San Pedro de la Mata is a ruined medieval church in the municipality of Sonseca (province of Toledo, Castile-La Mancha, Spain). It is located in the middle of the countryside, at about 3 km southwest of the village (pedanía) of Casalgordo. (Note: The name appears in some publications as San Pedro of Arisgotas or Casalgordo for nearby settlements.)

==History==
The building was remodelled early in its history, and because of the existence of different phases the dating of its features is problematic. According to traditional historiography, it was originally the church of a monastery, one of those that grew, promoted by the nobility, around the capital city of the Visigothic Kingdom of Toledo, similar to the case of Santa María de Melque not far from S. Pedro de la Mata. Such an origin would allow us to date the first church between 589 (conversion of Visigothic nobility to Catholicism) and 711 (takeover of the Visigothic kingdom by Muslim invasion).
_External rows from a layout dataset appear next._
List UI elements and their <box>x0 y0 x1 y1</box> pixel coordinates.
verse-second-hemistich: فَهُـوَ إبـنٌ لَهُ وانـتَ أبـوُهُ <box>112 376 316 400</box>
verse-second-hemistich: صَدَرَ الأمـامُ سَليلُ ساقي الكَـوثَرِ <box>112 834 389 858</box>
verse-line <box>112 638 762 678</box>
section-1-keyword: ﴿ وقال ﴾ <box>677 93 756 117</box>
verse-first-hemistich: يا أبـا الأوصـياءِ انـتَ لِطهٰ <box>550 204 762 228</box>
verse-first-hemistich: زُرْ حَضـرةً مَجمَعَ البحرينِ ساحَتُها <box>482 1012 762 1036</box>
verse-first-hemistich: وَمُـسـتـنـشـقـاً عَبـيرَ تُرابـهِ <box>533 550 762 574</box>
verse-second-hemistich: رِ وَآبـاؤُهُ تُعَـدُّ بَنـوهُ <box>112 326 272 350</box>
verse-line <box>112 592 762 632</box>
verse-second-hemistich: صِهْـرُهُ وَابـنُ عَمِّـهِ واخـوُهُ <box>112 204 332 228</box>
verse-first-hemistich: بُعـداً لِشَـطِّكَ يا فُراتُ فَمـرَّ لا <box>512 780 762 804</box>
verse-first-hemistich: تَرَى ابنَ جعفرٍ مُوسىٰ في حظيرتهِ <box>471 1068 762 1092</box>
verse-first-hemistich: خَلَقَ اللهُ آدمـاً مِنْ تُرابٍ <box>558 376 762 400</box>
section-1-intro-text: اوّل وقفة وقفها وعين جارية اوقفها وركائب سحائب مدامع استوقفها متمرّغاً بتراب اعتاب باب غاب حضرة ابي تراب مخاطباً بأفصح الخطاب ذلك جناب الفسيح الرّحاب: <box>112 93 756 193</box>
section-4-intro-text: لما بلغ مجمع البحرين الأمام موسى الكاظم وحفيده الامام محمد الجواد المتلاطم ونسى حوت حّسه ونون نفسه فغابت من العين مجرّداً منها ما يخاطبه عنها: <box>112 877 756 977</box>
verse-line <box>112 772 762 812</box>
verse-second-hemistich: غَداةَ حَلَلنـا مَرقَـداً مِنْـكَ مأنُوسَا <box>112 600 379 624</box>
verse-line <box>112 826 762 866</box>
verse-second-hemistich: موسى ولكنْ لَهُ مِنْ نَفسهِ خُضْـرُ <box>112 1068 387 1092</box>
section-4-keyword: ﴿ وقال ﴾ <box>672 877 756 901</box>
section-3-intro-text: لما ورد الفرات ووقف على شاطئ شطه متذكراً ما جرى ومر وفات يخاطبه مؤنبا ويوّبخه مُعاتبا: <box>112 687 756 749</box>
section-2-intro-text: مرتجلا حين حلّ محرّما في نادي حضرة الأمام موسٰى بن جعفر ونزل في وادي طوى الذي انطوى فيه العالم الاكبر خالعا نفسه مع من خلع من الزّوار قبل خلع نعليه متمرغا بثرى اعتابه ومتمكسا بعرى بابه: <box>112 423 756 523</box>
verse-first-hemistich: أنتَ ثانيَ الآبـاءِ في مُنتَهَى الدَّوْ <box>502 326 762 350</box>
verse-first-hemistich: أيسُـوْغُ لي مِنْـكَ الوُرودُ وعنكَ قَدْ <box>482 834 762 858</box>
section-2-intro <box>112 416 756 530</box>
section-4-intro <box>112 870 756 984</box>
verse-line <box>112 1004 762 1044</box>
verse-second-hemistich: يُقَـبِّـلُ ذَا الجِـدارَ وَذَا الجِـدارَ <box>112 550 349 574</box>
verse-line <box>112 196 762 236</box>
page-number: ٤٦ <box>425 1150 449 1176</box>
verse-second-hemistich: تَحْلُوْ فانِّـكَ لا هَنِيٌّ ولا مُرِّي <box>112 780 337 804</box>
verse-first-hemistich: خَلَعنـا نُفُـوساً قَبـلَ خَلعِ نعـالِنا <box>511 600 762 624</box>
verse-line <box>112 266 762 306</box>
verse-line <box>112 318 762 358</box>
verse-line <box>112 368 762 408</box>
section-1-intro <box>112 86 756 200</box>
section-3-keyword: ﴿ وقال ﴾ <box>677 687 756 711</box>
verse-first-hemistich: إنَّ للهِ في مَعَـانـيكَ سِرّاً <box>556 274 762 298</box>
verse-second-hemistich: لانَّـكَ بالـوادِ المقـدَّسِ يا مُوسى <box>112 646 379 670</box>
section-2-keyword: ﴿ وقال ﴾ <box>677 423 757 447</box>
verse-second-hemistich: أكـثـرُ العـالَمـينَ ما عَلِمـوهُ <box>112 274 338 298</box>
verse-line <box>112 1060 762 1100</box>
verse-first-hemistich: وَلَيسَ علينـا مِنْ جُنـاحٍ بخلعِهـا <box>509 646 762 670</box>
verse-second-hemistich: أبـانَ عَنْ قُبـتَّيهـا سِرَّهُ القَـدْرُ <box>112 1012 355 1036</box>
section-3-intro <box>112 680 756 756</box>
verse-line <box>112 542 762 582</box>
On the other hand, current thinking tends to view the site in the context of Mozarabic art and architecture, that is post-711.

==Conservation==
The original foundations of a church, a granite platform, can be clearly seen. Some fragments of walls and a couple of arches also remain.

The site was given protection in the 1931 under Spanish legislation. It is listed as Ermita de San Pedro de la Mata.
Its state has recently given cause for concern, according to the Spanish heritage organisation Hispania Nostra.

In the 21st century San Pedro de la Mata was proposed for World Heritage Site status along with nine other Mozarabic sites.
The submission was made in 2019 by the Spanish Ministry of Culture and Sport and it was included on a "tentative list" (part of the nominating process).

==Access==
The place can be reached by a dirt road starting west of the church of Casalgordo.

==Museum collections==
In the nearby village (pedanía) of Arisgotas, municipality of Orgaz, there is a small Visigothic museum.
The museum's collection include material from San Pedro and from a Visigothic archaeological site 3 km away called Los Hitos. It features carved stones that were looted by the local inhabitants for use as construction materials. In recent years, many of these Visigothic stones have been extracted from the walls of the village houses and deposited in the collection.

There is material from San Pedro in the Museum of Santa Cruz in Toledo.